At least two other people associated with Mr. McCain have ties to either Freddie Mac. The lobbying firm of the Republican that Mr. McCain has enlisted to plan his transition to the White House should he be elected, William Timmons Sr., earned nearly $3 million from Freddie Mac between 2000 and its seizure, federal lobbying records show. Mr. Timmons is founder of Timmons & Co., one of Washington’s best-known lobbying shops. The payments were first reported by Bloomberg News.

Mark Buse, Mr. McCain’s chief of staff for his Senate office, also is a Freddie Mac alumnus. He and his former lobbying employer, ML Strategies, registered to lobby for the company in July 2003, and received $460,000 before the association ended after 2004.

Ties to mortgage giants
Mr. McCain and his advisers have argued that whatever connections Mr. Davis and other McCain campaign officials have had to the mortgage giants, Mr. McCain in the Senate has been an advocate for reforming them. And they have suggested that Mr. Obama is linked to the companies through donations from their employees ties to former officials there, including James Johnson, another former chief executive of Fannie Mae who was the head of Mr. Obama’s vice presidential search team until stepping aside after coming under criticism for getting a mortgage on favorable terms.

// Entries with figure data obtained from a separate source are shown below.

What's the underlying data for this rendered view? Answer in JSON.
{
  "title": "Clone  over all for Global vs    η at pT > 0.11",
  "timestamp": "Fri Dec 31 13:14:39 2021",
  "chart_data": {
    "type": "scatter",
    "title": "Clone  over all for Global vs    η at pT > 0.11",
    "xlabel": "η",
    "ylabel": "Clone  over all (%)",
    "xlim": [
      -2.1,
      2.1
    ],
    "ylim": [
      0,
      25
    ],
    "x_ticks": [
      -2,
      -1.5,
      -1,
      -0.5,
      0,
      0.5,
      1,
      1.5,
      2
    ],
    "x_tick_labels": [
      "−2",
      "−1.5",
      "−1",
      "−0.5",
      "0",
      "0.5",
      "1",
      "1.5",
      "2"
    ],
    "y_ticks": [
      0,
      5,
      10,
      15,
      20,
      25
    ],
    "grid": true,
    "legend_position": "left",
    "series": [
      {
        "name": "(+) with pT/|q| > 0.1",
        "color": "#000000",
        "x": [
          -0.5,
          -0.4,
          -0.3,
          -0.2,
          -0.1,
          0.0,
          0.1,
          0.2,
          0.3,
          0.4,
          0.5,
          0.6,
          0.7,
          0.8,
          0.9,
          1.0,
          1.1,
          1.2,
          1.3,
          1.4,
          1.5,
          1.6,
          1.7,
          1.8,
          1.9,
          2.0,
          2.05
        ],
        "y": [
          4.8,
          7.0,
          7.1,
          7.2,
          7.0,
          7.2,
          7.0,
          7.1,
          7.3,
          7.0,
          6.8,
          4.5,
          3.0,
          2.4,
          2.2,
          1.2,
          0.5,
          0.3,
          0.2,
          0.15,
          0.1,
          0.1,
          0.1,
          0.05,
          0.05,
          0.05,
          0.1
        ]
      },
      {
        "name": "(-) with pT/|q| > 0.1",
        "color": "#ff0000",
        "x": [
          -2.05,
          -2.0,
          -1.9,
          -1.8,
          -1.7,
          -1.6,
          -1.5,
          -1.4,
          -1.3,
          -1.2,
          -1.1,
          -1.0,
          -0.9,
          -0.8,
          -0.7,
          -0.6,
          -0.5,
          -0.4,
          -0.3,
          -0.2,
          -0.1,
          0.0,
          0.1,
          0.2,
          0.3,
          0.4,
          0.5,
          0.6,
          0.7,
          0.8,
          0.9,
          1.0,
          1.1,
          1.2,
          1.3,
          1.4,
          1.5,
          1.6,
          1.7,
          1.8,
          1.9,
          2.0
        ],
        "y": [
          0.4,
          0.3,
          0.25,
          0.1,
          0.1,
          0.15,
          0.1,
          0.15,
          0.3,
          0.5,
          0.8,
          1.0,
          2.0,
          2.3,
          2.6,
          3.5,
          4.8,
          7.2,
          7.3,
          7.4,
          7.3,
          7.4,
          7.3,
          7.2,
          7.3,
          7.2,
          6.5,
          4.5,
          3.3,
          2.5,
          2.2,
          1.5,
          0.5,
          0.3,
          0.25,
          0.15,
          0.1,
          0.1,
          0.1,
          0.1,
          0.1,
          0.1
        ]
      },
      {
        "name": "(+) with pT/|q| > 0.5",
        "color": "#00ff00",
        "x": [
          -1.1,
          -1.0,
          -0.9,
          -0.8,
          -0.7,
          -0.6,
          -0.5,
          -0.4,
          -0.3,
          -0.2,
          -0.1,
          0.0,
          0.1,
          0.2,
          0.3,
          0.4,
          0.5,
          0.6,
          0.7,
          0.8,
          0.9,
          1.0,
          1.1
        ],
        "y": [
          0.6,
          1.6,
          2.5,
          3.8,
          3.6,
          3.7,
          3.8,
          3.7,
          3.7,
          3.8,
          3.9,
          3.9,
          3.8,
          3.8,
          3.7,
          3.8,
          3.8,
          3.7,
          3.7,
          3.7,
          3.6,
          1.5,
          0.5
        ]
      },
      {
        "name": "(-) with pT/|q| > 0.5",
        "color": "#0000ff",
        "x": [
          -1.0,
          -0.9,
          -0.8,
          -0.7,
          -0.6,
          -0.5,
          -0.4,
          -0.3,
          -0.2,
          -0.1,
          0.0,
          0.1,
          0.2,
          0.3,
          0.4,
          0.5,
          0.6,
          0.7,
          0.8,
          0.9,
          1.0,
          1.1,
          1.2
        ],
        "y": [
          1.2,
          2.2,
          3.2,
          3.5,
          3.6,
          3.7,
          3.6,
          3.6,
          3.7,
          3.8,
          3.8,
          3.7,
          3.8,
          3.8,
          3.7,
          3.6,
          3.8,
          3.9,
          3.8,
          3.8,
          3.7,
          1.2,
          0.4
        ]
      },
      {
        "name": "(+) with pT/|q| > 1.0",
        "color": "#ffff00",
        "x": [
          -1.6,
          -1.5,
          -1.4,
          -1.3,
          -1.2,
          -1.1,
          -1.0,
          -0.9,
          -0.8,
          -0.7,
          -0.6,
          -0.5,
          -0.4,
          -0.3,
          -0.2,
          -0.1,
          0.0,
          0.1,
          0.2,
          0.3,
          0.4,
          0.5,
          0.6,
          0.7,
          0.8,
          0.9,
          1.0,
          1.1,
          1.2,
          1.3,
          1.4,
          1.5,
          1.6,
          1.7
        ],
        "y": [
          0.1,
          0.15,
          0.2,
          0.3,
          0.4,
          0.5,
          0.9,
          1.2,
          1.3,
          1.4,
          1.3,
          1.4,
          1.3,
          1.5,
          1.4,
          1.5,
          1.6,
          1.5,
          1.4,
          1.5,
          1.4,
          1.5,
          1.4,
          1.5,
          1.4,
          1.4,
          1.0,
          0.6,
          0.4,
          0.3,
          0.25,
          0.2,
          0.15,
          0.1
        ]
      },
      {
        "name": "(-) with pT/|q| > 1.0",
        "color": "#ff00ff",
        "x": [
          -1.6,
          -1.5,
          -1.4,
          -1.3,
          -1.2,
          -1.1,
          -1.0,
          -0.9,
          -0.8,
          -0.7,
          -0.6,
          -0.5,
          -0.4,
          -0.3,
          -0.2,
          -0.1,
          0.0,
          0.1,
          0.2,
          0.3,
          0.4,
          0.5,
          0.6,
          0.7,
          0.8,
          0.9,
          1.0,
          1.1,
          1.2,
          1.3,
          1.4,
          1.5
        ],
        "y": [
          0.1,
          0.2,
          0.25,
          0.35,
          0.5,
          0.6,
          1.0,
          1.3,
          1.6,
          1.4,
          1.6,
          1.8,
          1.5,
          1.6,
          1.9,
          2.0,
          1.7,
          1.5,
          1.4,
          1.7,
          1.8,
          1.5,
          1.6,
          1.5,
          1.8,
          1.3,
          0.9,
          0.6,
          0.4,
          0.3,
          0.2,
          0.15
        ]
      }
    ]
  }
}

In an interview Tuesday with conservative talk-radio host Neal Boortz, Mr. McCain said, “I remember warning at that time that Fannie and Freddie were out of control and that they needed to be reined in. And, frankly, I warned that this kind of thing could lead to serious problems. Now, in full disclosure, I didn’t foresee something this huge, but certainly I saw the fundamentals there for serious problems when you have a quasi government agency acting the way they did.”

When Mr. Boortz noted approvingly that Mr. McCain had co-sponsored a Senate bill to mandate new regulations, Mr. McCain said, “I remember it very well.”

But a Freddie Mac official said Mr. McCain “never took on the role that some other Republicans did” to try to limit the companies. He named instead Senators Chuck Hagel of Nebraska, John Sununu of New Hampshire and Elizabeth Dole of North Carolina, all of whom were on the banking committee during recent years. “I remember working against a number of amendments and they were always introduced by Hagel and Sununu. John McCain was never anywhere to be found.”

A check of the records for the legislation that Mr. Boortz mentioned shows that Senator Hagel was the original sponsor on Jan. 26, 2005, and Senators Sununu and Dole were co-sponsors then. Mr. McCain did not sign on as a co-sponsor for more than a year, on May 25, 2006.

This article, "McCain Aide’s Firm Was Paid by Freddie Mac," first appeared in the New York Times.